—Pues mira tú si he sido afortunado la única vez que en diez años no lo he dicho. Ahora, sea usted bueno y caritativo. ¿Qué te parece á tí, Macabeo?
—¡Caráspitis, que no dice usté lo que siente! El mal te pese, que el bien nunca estorba á los ojos de Dios. Con más ó menos recua, arrieros somos todos, que en el mundo nos encontramos; y el bien que aquí se nos cae de la mano porque no nos hace falta, á lo mejor florece donde nos viene de perlas... Pues á lo que le iba, y usté perdone. Escrita la carta, faltaba traérsela á usté. Los buenos andadores no abundan en el pueblo; la nube asomaba por la cumbre de los Milanos... ¡mala señal! el trueno no podía faltar; la noche había cerrado... Pero ¡qué caráspitis! los hombres son para las ocasiones: soy de buen andar, conozco la hoz como si la hubiera parido; con un farol y un palo, lo mesmo es para mí el día que la noche; y por último, la caridá es caridá, y si está de Dios que me ha de matar un rayo, igual me ha de caer encima metido en casa que andando á la santimperie... Y ¡caráspitis! vivos estamos á la presente, y con el recado á medio hacer.

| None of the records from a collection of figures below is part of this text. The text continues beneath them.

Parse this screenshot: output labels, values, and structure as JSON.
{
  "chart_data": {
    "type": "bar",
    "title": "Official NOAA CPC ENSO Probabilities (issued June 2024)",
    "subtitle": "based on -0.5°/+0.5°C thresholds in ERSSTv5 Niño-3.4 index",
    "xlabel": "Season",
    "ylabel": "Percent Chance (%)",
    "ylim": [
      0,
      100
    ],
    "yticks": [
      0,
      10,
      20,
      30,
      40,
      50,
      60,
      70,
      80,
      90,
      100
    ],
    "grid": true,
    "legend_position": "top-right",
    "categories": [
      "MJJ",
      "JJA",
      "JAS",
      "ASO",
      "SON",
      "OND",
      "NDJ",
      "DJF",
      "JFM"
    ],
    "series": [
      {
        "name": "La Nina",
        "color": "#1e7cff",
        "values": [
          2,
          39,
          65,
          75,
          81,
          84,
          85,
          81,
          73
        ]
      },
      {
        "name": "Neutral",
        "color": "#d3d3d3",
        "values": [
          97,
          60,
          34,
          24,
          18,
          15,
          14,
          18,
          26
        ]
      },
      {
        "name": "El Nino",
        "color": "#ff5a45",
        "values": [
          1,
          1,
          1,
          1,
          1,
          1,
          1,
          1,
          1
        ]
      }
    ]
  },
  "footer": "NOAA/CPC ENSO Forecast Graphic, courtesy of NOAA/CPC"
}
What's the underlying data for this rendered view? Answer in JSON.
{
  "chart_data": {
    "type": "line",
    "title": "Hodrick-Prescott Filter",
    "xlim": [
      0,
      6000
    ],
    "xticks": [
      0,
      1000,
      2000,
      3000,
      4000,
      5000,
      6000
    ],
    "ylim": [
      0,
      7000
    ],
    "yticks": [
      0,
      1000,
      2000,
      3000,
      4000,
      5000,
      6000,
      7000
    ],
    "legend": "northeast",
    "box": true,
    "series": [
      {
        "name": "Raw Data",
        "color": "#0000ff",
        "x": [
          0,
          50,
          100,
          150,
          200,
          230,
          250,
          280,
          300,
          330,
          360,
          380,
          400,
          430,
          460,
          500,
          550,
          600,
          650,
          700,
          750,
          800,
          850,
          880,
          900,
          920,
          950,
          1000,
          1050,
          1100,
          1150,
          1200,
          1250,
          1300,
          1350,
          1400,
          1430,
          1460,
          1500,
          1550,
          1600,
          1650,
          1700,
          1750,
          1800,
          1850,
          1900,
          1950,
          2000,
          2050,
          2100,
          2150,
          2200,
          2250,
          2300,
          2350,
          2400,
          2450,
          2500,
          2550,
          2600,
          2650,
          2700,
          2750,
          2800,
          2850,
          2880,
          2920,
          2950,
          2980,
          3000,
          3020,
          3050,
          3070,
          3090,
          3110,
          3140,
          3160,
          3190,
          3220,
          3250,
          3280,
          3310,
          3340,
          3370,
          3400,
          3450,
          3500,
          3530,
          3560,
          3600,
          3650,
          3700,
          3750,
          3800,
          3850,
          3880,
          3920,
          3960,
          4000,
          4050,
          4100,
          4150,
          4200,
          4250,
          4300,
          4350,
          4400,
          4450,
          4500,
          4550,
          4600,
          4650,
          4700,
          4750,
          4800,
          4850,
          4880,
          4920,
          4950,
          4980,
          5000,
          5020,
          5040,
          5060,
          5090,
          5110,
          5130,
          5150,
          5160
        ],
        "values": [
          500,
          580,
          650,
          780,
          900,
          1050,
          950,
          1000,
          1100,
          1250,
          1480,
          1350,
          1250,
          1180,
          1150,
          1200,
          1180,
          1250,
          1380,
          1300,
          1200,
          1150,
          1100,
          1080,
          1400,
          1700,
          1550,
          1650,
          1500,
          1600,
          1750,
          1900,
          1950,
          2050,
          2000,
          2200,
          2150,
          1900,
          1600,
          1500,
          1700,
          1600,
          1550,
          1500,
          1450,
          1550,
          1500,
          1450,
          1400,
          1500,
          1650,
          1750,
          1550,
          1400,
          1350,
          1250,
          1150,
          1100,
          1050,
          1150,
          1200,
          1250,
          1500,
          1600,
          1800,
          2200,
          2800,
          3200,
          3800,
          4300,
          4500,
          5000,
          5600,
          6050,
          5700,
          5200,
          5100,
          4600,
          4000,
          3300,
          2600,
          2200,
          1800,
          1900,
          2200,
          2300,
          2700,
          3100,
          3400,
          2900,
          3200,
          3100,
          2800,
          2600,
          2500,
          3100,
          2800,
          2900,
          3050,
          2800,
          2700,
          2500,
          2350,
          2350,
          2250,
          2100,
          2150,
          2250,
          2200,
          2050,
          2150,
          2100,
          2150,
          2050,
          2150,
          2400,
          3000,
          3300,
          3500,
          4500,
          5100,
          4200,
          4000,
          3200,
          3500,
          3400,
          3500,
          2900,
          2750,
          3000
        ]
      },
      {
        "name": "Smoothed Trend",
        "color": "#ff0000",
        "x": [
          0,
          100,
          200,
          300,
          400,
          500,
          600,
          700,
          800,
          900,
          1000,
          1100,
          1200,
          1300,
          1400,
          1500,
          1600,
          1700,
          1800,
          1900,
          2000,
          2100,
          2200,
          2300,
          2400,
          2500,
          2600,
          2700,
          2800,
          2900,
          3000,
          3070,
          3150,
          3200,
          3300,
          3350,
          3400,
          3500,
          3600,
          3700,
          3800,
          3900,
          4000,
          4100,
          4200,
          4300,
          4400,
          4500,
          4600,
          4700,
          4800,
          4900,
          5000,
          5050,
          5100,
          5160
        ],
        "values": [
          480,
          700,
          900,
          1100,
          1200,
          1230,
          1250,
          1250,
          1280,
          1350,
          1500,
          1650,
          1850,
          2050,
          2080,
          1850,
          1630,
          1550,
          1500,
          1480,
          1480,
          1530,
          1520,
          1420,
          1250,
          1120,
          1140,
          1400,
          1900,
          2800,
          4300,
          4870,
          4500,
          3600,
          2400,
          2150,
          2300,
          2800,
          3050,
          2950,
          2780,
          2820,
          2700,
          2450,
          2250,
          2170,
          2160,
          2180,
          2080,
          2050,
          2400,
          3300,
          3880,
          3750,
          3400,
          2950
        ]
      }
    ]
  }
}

—Cuando yo te decía, Macabeo, que eres todo un valiente...
—Hombre, tanto como valiente, no digamos; pero leal y agradecido al pan, ya es otra cosa.
—Por las trazas, ¿eres sirviente de esas señoras?
—Punto menos que si lo fuera. Mi padre y mi madre de su pan comían, porque sus tierras trabajaban; y yo, al amparo de ellos, no salía de aquella casa. Muriéronse los buenos de Dios, y la plaza de entrambos la ocupo yo solo.
—¿Qué familia tienes?
—Ni padre ni madre, ni perruco que me ladre.
—Pero tendrás quien te ayude...
—Naide. Soy Juan Palomo: yo me lo guiso, yo me lo como.